La surprise à la fin de vos jours, ou la retraite ?

Beaucoup de retraités en vue, peu d’argent dans les caisses de retraite : y en aura-t-il assez pour tout le monde ? Alors que les régimes se fissurent de partout, faut-il repenser le système ?

La surprise à la fin de vos jours ?
Photo : iStockphoto

On a les bonnes nouvelles qu’on peut. En octobre, Christian Pilon a appris que, le jour où il dira « bye-bye boss », la rente de retraite que son employeur lui avait promise sera de 35 % moins généreuse que prévu. Bonne nouvelle… parce que son employeur, Papiers Fraser, avait initialement annoncé une réduction de 40 %.

« Quand je suis entré à l’usine de Thurso, j’avais 18 ans », raconte ce surveillant de centrale thermique âgé de 53 ans. « Je savais qu’à 55 ans je pourrais fuir l’hiver et partir dans le Sud.
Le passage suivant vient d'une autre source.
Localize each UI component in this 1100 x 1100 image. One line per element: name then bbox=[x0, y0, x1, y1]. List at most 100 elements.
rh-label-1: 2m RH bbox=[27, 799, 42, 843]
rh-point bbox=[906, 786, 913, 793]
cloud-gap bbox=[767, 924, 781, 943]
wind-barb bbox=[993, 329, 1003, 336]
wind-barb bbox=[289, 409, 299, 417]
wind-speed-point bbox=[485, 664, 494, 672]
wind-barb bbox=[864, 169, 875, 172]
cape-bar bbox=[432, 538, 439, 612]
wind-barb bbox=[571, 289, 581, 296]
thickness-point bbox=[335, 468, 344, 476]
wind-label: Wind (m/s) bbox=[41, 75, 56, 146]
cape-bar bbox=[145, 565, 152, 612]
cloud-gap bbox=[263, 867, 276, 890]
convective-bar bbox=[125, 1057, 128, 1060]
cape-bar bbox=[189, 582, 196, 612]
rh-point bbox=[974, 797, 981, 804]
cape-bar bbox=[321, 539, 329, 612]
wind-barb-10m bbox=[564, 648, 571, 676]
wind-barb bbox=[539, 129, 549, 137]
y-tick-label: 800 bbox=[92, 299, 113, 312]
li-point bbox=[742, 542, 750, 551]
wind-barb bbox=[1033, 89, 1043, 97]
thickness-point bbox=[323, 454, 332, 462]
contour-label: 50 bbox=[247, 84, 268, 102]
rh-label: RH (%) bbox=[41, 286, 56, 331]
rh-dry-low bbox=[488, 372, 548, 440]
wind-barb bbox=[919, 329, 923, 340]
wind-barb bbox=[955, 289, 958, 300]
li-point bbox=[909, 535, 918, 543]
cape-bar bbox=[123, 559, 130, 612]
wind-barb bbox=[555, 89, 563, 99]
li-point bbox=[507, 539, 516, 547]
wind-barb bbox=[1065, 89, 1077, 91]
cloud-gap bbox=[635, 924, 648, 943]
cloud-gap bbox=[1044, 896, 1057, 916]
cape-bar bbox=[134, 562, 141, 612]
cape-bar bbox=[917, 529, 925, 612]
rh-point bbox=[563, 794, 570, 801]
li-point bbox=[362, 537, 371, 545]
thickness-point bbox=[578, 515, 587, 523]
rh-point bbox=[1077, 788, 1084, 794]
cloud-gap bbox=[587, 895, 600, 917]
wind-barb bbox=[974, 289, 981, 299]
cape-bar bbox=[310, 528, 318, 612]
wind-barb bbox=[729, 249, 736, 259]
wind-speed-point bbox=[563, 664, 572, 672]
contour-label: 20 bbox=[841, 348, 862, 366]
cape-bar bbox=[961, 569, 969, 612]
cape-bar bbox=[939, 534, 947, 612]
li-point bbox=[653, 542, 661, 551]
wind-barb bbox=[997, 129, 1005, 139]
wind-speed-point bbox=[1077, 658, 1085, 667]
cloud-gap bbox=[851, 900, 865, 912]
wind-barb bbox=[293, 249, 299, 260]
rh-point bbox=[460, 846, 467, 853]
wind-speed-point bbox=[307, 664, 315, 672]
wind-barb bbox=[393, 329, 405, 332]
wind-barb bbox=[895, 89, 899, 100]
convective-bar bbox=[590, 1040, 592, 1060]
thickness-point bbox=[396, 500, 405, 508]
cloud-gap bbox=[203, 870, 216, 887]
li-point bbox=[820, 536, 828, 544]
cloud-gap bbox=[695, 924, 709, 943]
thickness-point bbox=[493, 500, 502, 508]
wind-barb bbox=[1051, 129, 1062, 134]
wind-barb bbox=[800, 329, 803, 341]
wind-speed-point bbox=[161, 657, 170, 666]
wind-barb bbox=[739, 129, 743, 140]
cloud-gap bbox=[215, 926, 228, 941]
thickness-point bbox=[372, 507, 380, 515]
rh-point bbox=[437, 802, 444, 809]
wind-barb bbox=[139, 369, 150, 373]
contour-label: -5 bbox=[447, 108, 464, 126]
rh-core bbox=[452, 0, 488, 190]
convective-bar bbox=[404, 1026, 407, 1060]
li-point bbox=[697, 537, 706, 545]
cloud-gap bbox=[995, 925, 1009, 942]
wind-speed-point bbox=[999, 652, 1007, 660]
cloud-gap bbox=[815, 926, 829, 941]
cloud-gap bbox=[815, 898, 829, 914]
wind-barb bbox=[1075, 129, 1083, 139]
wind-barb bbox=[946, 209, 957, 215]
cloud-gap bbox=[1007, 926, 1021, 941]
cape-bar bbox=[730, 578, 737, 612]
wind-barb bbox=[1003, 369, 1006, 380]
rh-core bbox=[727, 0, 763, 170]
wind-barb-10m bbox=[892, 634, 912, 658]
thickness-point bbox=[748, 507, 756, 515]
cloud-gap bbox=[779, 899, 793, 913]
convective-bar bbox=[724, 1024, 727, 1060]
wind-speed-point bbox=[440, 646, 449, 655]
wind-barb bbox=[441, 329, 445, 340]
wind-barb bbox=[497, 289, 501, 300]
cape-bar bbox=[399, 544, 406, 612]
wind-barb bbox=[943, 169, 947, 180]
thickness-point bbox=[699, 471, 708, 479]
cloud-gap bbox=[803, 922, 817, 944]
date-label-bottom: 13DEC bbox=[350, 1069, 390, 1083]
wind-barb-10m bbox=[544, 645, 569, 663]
Ça en fait des années passées à rêver à ça, madame ! Finalement, je vais devoir rêver quelques années de plus. »

Christian Pilon s’estime malgré tout chanceux. « Pour ceux qui ont déjà pris leur retraite, c’est pire. Ils ne peuvent pas revenir à l’usine pour se refaire un coussin. Certains se retrouvent avec 500 dollars de moins par mois dans leurs poches. »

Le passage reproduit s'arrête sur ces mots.